Here $\Gamma$ is a $d\times d$ matrix, and $x,\mu$ are vectors of length $d$. When using matrix algebra it is common convention to express vectors as column vectors. Therefore, we will think of $x$ and $\mu$ as matrices of size $d\times 1$.
Therefore, the product $\Gamma^{-1}(\mu_1-\mu_0)$ is a matrix product of size $(d\times d)(d\times 1)$, i.e. it is a matrix of size $d\times 1$. In your expression you have $x^t\Gamma^{-1}(\mu_1-\mu_0)$, therefore the matrix product is $(1\times d)(d\times d)(d\times 1)$, this is because you wrote $x^t$, so your replace $x$, which is assumed to be in column form, into row form and so the dimension numbers get flipped.

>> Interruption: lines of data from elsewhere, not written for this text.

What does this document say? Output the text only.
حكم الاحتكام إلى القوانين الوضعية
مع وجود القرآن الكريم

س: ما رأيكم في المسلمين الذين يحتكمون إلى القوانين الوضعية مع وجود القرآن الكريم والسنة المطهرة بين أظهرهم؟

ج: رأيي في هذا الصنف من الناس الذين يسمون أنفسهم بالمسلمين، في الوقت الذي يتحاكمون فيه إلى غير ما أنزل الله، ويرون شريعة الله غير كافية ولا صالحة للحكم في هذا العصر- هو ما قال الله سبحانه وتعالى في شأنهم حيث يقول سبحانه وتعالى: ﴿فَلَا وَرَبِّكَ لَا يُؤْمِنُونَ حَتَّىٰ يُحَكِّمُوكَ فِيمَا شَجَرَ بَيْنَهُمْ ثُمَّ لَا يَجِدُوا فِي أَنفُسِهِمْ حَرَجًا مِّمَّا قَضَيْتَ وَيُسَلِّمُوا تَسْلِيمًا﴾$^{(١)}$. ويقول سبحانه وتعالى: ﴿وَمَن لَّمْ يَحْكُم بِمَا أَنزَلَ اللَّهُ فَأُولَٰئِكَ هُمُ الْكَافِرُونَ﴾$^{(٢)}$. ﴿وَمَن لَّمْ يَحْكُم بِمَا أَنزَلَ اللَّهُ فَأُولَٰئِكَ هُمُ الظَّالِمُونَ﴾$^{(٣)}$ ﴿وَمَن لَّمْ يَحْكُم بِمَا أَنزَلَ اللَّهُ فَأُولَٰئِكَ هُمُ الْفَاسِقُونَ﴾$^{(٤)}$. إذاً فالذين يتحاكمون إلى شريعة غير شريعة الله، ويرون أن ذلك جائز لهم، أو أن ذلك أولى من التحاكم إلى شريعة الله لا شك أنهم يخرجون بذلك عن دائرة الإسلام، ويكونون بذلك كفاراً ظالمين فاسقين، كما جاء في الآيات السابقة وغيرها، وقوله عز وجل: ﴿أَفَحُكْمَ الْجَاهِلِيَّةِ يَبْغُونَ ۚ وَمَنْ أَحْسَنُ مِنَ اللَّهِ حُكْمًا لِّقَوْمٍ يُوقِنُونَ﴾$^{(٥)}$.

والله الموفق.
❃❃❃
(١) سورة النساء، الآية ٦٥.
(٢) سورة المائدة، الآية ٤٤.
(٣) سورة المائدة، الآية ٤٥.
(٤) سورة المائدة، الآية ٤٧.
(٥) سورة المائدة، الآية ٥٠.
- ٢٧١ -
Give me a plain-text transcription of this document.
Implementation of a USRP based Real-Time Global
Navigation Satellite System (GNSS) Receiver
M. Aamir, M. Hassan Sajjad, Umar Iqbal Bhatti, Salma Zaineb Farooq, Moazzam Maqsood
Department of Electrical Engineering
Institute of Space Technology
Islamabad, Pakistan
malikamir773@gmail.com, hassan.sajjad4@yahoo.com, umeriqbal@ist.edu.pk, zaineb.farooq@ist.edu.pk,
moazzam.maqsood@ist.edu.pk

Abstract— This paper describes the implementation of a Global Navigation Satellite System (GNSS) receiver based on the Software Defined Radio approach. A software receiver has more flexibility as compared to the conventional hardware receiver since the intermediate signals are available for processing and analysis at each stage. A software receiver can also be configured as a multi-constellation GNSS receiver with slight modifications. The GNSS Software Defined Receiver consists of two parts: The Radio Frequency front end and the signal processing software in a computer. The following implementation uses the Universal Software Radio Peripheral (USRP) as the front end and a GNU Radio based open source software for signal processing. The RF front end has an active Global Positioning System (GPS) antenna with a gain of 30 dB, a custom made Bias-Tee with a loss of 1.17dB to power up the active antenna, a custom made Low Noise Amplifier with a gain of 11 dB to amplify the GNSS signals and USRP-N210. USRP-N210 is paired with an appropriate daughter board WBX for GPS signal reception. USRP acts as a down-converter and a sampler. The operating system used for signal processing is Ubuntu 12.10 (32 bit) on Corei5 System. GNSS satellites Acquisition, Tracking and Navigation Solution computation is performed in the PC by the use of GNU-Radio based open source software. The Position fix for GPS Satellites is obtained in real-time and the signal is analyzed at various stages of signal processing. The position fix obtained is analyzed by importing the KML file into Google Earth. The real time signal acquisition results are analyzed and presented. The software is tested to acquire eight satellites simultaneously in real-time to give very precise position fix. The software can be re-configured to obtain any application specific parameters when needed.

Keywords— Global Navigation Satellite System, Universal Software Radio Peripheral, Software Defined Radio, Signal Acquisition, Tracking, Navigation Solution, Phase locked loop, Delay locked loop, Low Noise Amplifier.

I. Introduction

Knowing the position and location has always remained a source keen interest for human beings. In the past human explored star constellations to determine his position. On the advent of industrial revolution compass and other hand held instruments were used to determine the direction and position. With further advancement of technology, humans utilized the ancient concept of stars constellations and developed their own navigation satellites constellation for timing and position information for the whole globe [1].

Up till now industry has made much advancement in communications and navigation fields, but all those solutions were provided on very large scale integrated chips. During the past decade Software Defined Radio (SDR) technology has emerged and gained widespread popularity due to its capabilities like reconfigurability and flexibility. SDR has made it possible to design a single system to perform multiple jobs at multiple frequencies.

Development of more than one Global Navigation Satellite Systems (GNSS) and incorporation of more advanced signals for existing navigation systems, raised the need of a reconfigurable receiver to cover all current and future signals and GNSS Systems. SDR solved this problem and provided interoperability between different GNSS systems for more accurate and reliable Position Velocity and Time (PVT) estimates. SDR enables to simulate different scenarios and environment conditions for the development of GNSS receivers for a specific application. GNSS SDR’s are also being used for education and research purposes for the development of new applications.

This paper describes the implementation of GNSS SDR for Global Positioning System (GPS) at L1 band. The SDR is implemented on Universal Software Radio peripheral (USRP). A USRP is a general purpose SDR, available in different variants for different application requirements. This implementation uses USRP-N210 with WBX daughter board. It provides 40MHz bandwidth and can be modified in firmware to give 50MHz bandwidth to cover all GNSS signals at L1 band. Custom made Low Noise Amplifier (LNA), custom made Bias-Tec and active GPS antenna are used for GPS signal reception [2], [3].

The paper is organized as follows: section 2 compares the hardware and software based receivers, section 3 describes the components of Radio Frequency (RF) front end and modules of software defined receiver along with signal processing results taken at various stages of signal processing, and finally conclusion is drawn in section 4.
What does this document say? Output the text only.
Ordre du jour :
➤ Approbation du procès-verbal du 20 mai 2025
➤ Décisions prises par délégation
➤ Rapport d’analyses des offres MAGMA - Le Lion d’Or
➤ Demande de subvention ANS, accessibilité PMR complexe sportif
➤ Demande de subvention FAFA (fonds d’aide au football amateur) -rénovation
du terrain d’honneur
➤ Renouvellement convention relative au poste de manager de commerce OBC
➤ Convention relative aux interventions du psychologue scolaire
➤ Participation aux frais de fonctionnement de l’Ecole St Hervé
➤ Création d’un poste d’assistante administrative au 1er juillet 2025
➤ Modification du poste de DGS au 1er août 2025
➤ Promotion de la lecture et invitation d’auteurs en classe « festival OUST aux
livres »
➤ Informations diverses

Now, $x^t\Gamma^{-1}(\mu_1-\mu_0)$ is a scalar, because it is a $(1\times 1)$ matrix, i.e. a number. So, in particular, it is equal to its own transpose (the transpose of a $(1\times 1)$ matrix is itself):
$$ \left( x^t \Gamma^{-1}(\mu_1 - \mu_0) \right)^t = x^t \Gamma^{-1}(\mu_1 - \mu_0) $$
But, at the same time, let us see what happens if we use the ``transpose properties'':
- Transpose of a product is the reverse-product of the transposes
- Transpose of an inverse is the inverse of the transpose
- Transpose of the transpose is the original matrix
Therefore, by using these three,
$$ \left( x^t \Gamma^{-1}(\mu_1 - \mu_0) \right)^t = (\mu_1 - \mu_0)^t (\Gamma^{-1})^t (x^t)^t = (\mu_1 - \mu_0)^t (\Gamma^t)^{-1} x$$
It appears that the missing information is that $\Gamma$ is symmetric, i.e. $\Gamma^t = \Gamma$. If we accept the symmetric assumption then we have derived that,
$$ x^t \Gamma^{-1}(\mu_1 - \mu_0) = (\mu_1 - \mu_0)^t \Gamma^{-1} x$$
From here you can substitute this in and get the $\theta$ you are looking for.